Kiranya tak akan mampu ia lakukan.
“Pek Hoa,
aku harap kau suka pergi dari sini dengan baik-baik dan tidak melawan. Aku
sungguh malu harus melawan wanita.”
Pek Hoa
sudah mendengar dari Han Le bahwa Bu Pun Su tak pernah menyerang orang sebelum
diserang. Oleh karena inilah maka tadi ia menahan sabar dan menanti supaya Bu
Pun Su menyerang dulu. Sekarang ia sengaja hendak memanaskan hati Bu Pun Su.
“Pengecut!
Laki-laki pengecut, kau sebenarnya suka kepadaku, bukan? Maka tidak mau
menyerangku. Kau hanya iri hati dan cemburu. Ehhh, Bu Pun Su, apa bila sekarang
aku menyatakan bahwa aku suka ikut denganmu dan meninggalkan Han-ko, tentu kau
tidak marah lagi, bukan? Akan tetapi aku tidak sudi! Dengar, aku tidak sudi,
aku tidak suka padamu, aku benci padamu. Muak perutku melihat mukamu, tahu
kau?”
Bu Pun Su
tersenyum. Ia tidak mendapat julukan Pendekar Sakti kalau ia tidak tahu akan
siasat ini. Dan ia bukanlah seorang yang gemblengan kalau dia tidak tahan
menghadapi serangan batin ini.
Tadi untuk
sebentar ia menurutkan nafsu amarah karena kecewa melihat kegagalan Han Le
menghadapi rayuan wanita. Sekarang ia sudah dapat menguasai diri lagi, karena
itu ia tenang-tenang dan tersenyum saja dalam menghadapi siasat lain dari Pek
Hoa.
“Pek Hoa,
bagaimana kau bisa bilang bahwa aku tergila-gila kepadamu? Hanya laki-laki yang
berhati lemah saja yang dapat jatuh cinta kepada seorang perempuan cabul
seperti engkau. Kau menggoda aku tidak berhasil, menggoda Kiang Liat dapat pula
kugagalkan, menggoda tokoh-tokoh besar dunia kang-ouw kau sudah tidak laku
sebab mereka semua sudah tahu bahwa kau ini seorang siluman yang lebih jahat
dari pada Tat Ki (siluman wanita dalam dongeng Hong Sin Pong). Karena itu
sekarang kau sengaja menggoda Han-sute. Akan tetapi ini pun hanya untuk
sementara, karena tidak lama lagi Sute tentu akan insyaf dan tahu bahwa wanita
yang dipuja-pujanya itu bukan lain adalah seekor siluman betina...”
“Jahanam,
lihat pedang!”
Dua cahaya
kemilau dari sepasang pedang Pek Hoa menyambar dalam serangan yang dahsyat.

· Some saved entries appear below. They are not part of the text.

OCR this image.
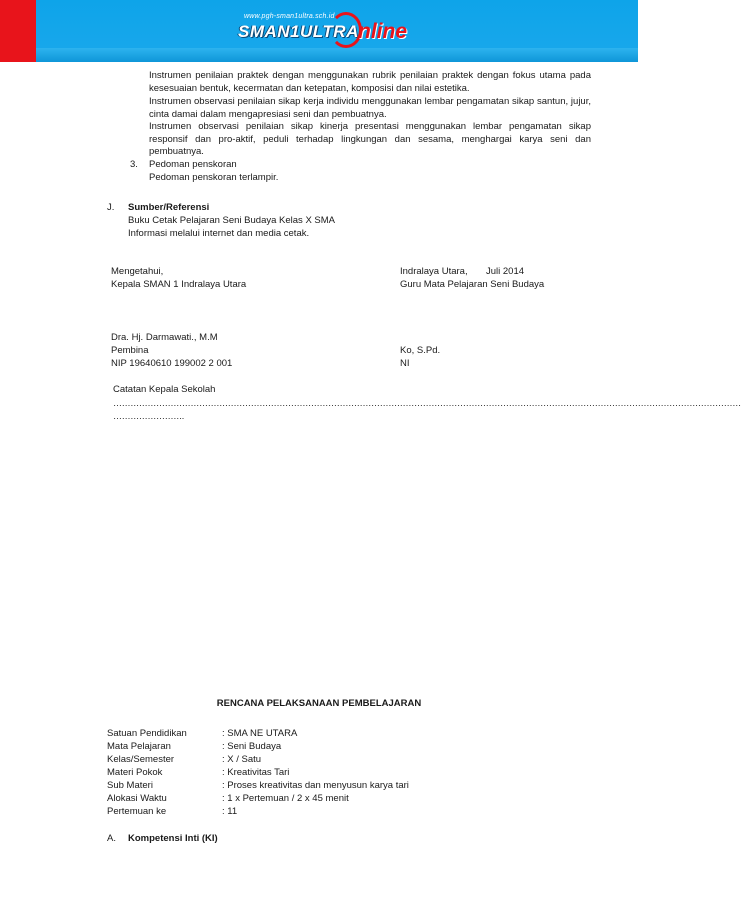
www.pgh-sman1ultra.sch.id
SMAN1ULTRA nline
Instrumen penilaian praktek dengan menggunakan rubrik penilaian praktek dengan fokus utama pada kesesuaian bentuk, kecermatan dan ketepatan, komposisi dan nilai estetika.
Instrumen observasi penilaian sikap kerja individu menggunakan lembar pengamatan sikap santun, jujur, cinta damai dalam mengapresiasi seni dan pembuatnya.
Instrumen observasi penilaian sikap kinerja presentasi menggunakan lembar pengamatan sikap responsif dan pro-aktif, peduli terhadap lingkungan dan sesama, menghargai karya seni dan pembuatnya.
3. Pedoman penskoran
Pedoman penskoran terlampir.
J. Sumber/Referensi
Buku Cetak Pelajaran Seni Budaya Kelas X SMA
Informasi melalui internet dan media cetak.
Mengetahui,
Kepala SMAN 1 Indralaya Utara
Indralaya Utara, Juli 2014
Guru Mata Pelajaran Seni Budaya
Dra. Hj. Darmawati., M.M
Pembina
NIP 19640610 199002 2 001
Ko, S.Pd.
NI
Catatan Kepala Sekolah
…………………………………………………………………………………………………………………………………………………………………………………………………
…………………….
RENCANA PELAKSANAAN PEMBELAJARAN
Satuan Pendidikan	: SMA NE UTARA
Mata Pelajaran	: Seni Budaya
Kelas/Semester	: X / Satu
Materi Pokok	: Kreativitas Tari
Sub Materi	: Proses kreativitas dan menyusun karya tari
Alokasi Waktu	: 1 x Pertemuan / 2 x 45 menit
Pertemuan ke	: 11
A. Kompetensi Inti (KI)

Ternyata, ia kalah dalam adu urat-syaraf, karena Bu Pun Su tadi membuatnya
marah sekali.
Bu Pun Su
tersenyum, akan tetapi dia tidak berlaku lambat atau sembrono karena ia tahu
betul akan kelihaian ilmu pedang wanita ini. Cepat ia mengelak dan di lain saat
keduanya sudah bertempur hebat.
Mula-mula
Pek Hoa mengeluarkan ilmu pedangnya berdasarkan kecepatan dan semua
serangan-serangannya ditujukan untuk menewaskan lawan. Akan tetapi menghadapi
Bu Pun Su, ia ketemu gurunya.
Dengan
tenang saja Bu Pun Su menghindarkan diri dari setiap serangan lawan dengan
totokan-totokan ke arah jalan darah yang kalau mengenai sasaran tentu akan
mengakhiri pertempuran itu. Sebentar saja Pek Hoa terdesak hebat oleh kakek
sakti itu dan tiba-tiba ia tertawa merdu kemudian ilmu silatnya mendadak
berubah.
“Ayaaa...!”
Bu Pun Su berseru kaget sekali ketika ia menyaksikan ilmu pedang ini.
Pek Hoa
telah mainkan ilmu pedangnya yang hebat, ilmu pedang Bi-jin Khai-i. Ilmu silat
yang mengandung daya sihir ini dapat melumpuhkan setiap orang lawan berjenis
laki-laki, membuat lawan itu seperti terkena hikmat. Gerakan ilmu silat ini
mengandung sifat cabul dan genit, menarik hati laki-laki dan meruntuhkan
semangat perlawanannya.
Tak heran
apa bila Bu Pun Su menjadi kaget sekali karena pendekar ini pun merasa dan
menjadi terpengaruh oleh hawa mukjijat yang terkandung dalam gerakan ilmu silat
yang dimainkan oleh Pek Hoa.
Pek Hoa
gembira sekali melihat hasil ilmunya dan dia segera memperindah gerakannya
untuk merobohkan atau mengalahkan Bu Pun Su. Akan tetapi, kali ini ia kecele.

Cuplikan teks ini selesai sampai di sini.